Tax and business notes

  • Business expense vs deductible: Businesses use the term deductible too, but differently. Many business costs are deductible for taxes. That means they reduce taxable income. This is not the same as an insurance deductible.
  • Health savings accounts (HSA): High-deductible health plans may allow HSA contributions. Contributions are tax advantaged and can help pay deductible costs.

Common mistakes

  • Choosing a deductible that's too high for your cash flow.
  • Ignoring coinsurance and out-of-pocket maximums when comparing plans.
  • Confusing tax deductions with insurance deductibles.

Quick FAQ

Q: Does the deductible apply to every claim?
A: It depends. Some policies use per-incident deductibles, others use annual or per-person rules.

Q: Can you change your deductible?
A: Yes, usually at policy renewal. If you raise it, your premium will fall. If you lower it, your premium will rise.

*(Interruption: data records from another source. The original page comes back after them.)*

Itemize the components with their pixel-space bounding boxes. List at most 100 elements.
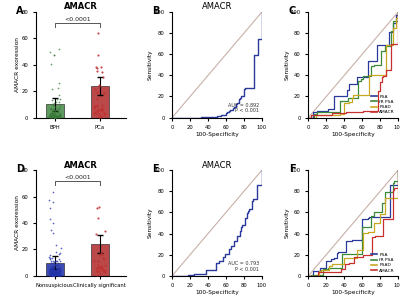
Point xyxy=(48,115,54,120)
Point xyxy=(48,228,54,233)
Point xyxy=(49,114,56,119)
Point xyxy=(46,271,53,276)
AMACR xyxy=(364,109,369,113)
AMACR xyxy=(391,186,396,190)
AMACR xyxy=(316,270,321,273)
Point xyxy=(101,91,108,96)
Point xyxy=(50,221,56,226)
PSAD xyxy=(393,17,398,20)
Point xyxy=(47,256,53,261)
Point xyxy=(100,255,107,260)
Point xyxy=(101,269,107,274)
Point xyxy=(101,257,108,262)
Point xyxy=(54,268,61,273)
Point xyxy=(55,273,61,278)
fR PSA xyxy=(396,180,400,183)
AMACR xyxy=(338,267,343,271)
fR PSA xyxy=(316,110,320,114)
AMACR xyxy=(362,109,367,113)
Point xyxy=(49,273,56,278)
Point xyxy=(55,109,61,114)
Point xyxy=(56,113,62,118)
Point xyxy=(52,113,58,118)
Point xyxy=(49,266,56,271)
fR PSA xyxy=(369,225,374,228)
AMACR xyxy=(308,116,313,119)
Point xyxy=(47,253,53,258)
AMACR xyxy=(364,109,369,113)
AMACR xyxy=(396,42,400,46)
Point xyxy=(53,264,60,269)
PSAD xyxy=(330,113,334,116)
fR PSA xyxy=(346,99,350,103)
AMACR xyxy=(342,267,346,271)
Point xyxy=(102,262,108,267)
PSAD xyxy=(330,113,334,116)
Point xyxy=(46,271,53,276)
PSA xyxy=(332,94,337,98)
Point xyxy=(50,270,57,275)
PSA xyxy=(314,110,318,113)
Point xyxy=(56,272,63,277)
PSA xyxy=(311,269,316,273)
PSAD xyxy=(350,96,354,100)
Point xyxy=(51,259,57,264)
Point xyxy=(51,271,58,275)
Point xyxy=(96,83,102,88)
Point xyxy=(47,114,53,119)
Point xyxy=(95,215,101,220)
AMACR xyxy=(380,217,385,221)
Text: F: F xyxy=(289,164,295,174)
fR PSA xyxy=(311,116,316,119)
fR PSA xyxy=(391,20,396,23)
PSAD xyxy=(306,274,311,278)
AMACR xyxy=(338,267,343,271)
Point xyxy=(92,232,99,237)
PSA xyxy=(324,109,329,113)
PSA xyxy=(396,14,400,17)
Point xyxy=(96,115,102,119)
Point xyxy=(53,268,59,272)
Point xyxy=(54,115,61,120)
Point xyxy=(51,271,57,276)
Point xyxy=(56,270,62,275)
fR PSA xyxy=(312,273,317,277)
Point xyxy=(50,107,56,112)
Point xyxy=(52,270,59,275)
Point xyxy=(56,113,62,118)
Point xyxy=(94,69,100,74)
fR PSA xyxy=(369,214,374,218)
AMACR xyxy=(308,116,313,119)
PSA xyxy=(388,183,392,186)
Point xyxy=(52,113,59,118)
Point xyxy=(98,109,104,114)
PSAD xyxy=(365,231,370,235)
Legend: PSA, fR PSA, PSAD, AMACR: PSA, fR PSA, PSAD, AMACR xyxy=(370,94,396,115)
Point xyxy=(46,255,52,260)
Point xyxy=(46,114,52,119)
PSA xyxy=(346,82,351,86)
PSAD xyxy=(338,112,342,116)
Point xyxy=(52,273,58,278)
Point xyxy=(50,115,56,120)
Point xyxy=(51,268,58,273)
fR PSA xyxy=(309,274,314,278)
Point xyxy=(50,115,57,120)
Point xyxy=(55,114,61,119)
PSAD xyxy=(371,221,376,225)
PSA xyxy=(387,43,392,47)
Point xyxy=(93,205,100,210)
Point xyxy=(51,53,57,58)
PSA xyxy=(311,116,316,119)
fR PSA xyxy=(371,214,376,218)
PSA xyxy=(332,107,337,111)
PSA xyxy=(374,59,379,63)
Point xyxy=(49,114,56,118)
Point xyxy=(49,273,56,278)
PSAD xyxy=(360,248,365,251)
Text: AUC = 0.892
P < 0.001: AUC = 0.892 P < 0.001 xyxy=(228,102,259,113)
fR PSA xyxy=(390,182,395,185)
AMACR xyxy=(347,261,352,265)
Point xyxy=(46,216,53,221)
Point xyxy=(49,97,56,102)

Q: Are deductibles refundable?
A: No. Deductibles are what you pay when a claim is filed. They are not refundable.

Bottom line

A deductible is your initial payment on a claim. Higher deductible means lower premiums but more out-of-pocket risk. Choose one that matches your cash reserves and how likely you are to make claims. Keep an eye on coinsurance and out-of-pocket maximums. Understanding these pieces helps you pick the right balance between cost and protection.